On Sept. 21, 2009, Ward called 911 from the couple's exclusive Isleworth home, telling a dispatcher five times that he had shot his wife, Diane, in her face. Isleworth is a community that was once home to celebrities like Tiger Woods and Arnold Palmer.

"She's dead. She's done. I'm sorry," he said in the 911 call.

While being questioned later, Ward told police, "I'm really concerned about my wife and children. I have two kids in college and it's a nightmare, but we probably need to go ahead and get a lawyer in here."

As the interrogation continued, Ward began to change his story, arguing that his wife actually pulled the trigger and committed suicide as he tried to take the gun away. Diane Ward had high levels of an antidepressant in her system as well as alcohol, according to court documents.

During Ward's interrogation, detectives noted his oddly composed demeanor.

"James Ward was smiling, and seemed to be in an upbeat mood," one detective wrote in court documents.

Video captured Ward calling relatives to say that his wife was dead.

"Ummm...it was an accident and I will tell you more about it later, but it was a very tragic accident," Ward told one loved one.

Jailhouse video captured Ward dancing and laughing with his daughter and sister-in-law.

His daughter told him, "There's money in the account for you to get stuff, all sorts of goodies. You can buy a bra so I was thinking you'd enjoy that and hemorrhoid cream."

Ward replied, "I'm right here, the Ritz!"

ABC News' legal analyst Dan Abrams said that the videos, while disconcerting, may not play a big factor in the trial.

"They make him look odd, they make him look bad, but I don't think it's going to be that significant in terms of guilt or innocence. These are her [Diane Ward's] family members as well," said ABC News legal analyst Dan Abrams.

Prosecutors argue that Bob Ward's DNA was found on the gun and that Diane Ward was shot from over a foot away. Diane Ward was also shot within days of being scheduled to give a deposition in a financial investigation against her husband.
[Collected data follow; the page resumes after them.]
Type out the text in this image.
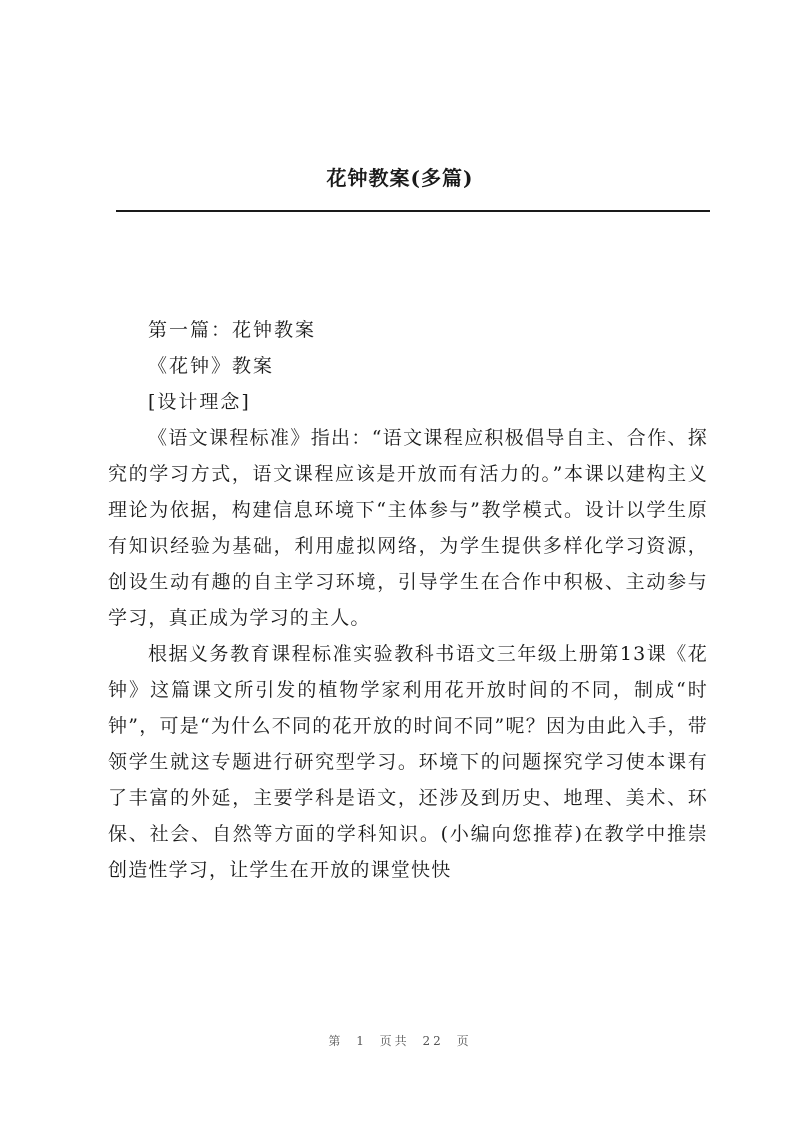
花钟教案(多篇)

第一篇：花钟教案

《花钟》教案

[设计理念]

《语文课程标准》指出：“语文课程应积极倡导自主、合作、探究的学习方式，语文课程应该是开放而有活力的。”本课以建构主义理论为依据，构建信息环境下“主体参与”教学模式。设计以学生原有知识经验为基础，利用虚拟网络，为学生提供多样化学习资源，创设生动有趣的自主学习环境，引导学生在合作中积极、主动参与学习，真正成为学习的主人。

根据义务教育课程标准实验教科书语文三年级上册第13课《花钟》这篇课文所引发的植物学家利用花开放时间的不同，制成“时钟”，可是“为什么不同的花开放的时间不同”呢？因为由此入手，带领学生就这专题进行研究型学习。环境下的问题探究学习使本课有了丰富的外延，主要学科是语文，还涉及到历史、地理、美术、环保、社会、自然等方面的学科知识。(小编向您推荐)在教学中推崇创造性学习，让学生在开放的课堂快快

第 1 页共 22 页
Bob Ward faced allegations that he took money from his companies to support his lavish lifestyle.

When jury selection began Monday, potential jurors were asked about how much they knew about the case and the videos of Ward laughing and joking.

One excused juror couldn't understand the videos.

"I thought why is he laughing about the situation," she told the courtroom.

Another excused juror said that his daughters made him a sympathetic figure.

"My biggest concern is the girls," she told the court.

Legal analyst Abrams said that the defense should worry about a Casey Anthony backlash during their trial.

"In Orlando right now, there's probably some level of disappointment, frustration that they've become the focus of the nation for the verdict that shouldn't have happened...the defense should at least be concerned about the possibility of Casey Anthony backlash, a jury that doesn't want to be seen as the next Casey Anthony jury."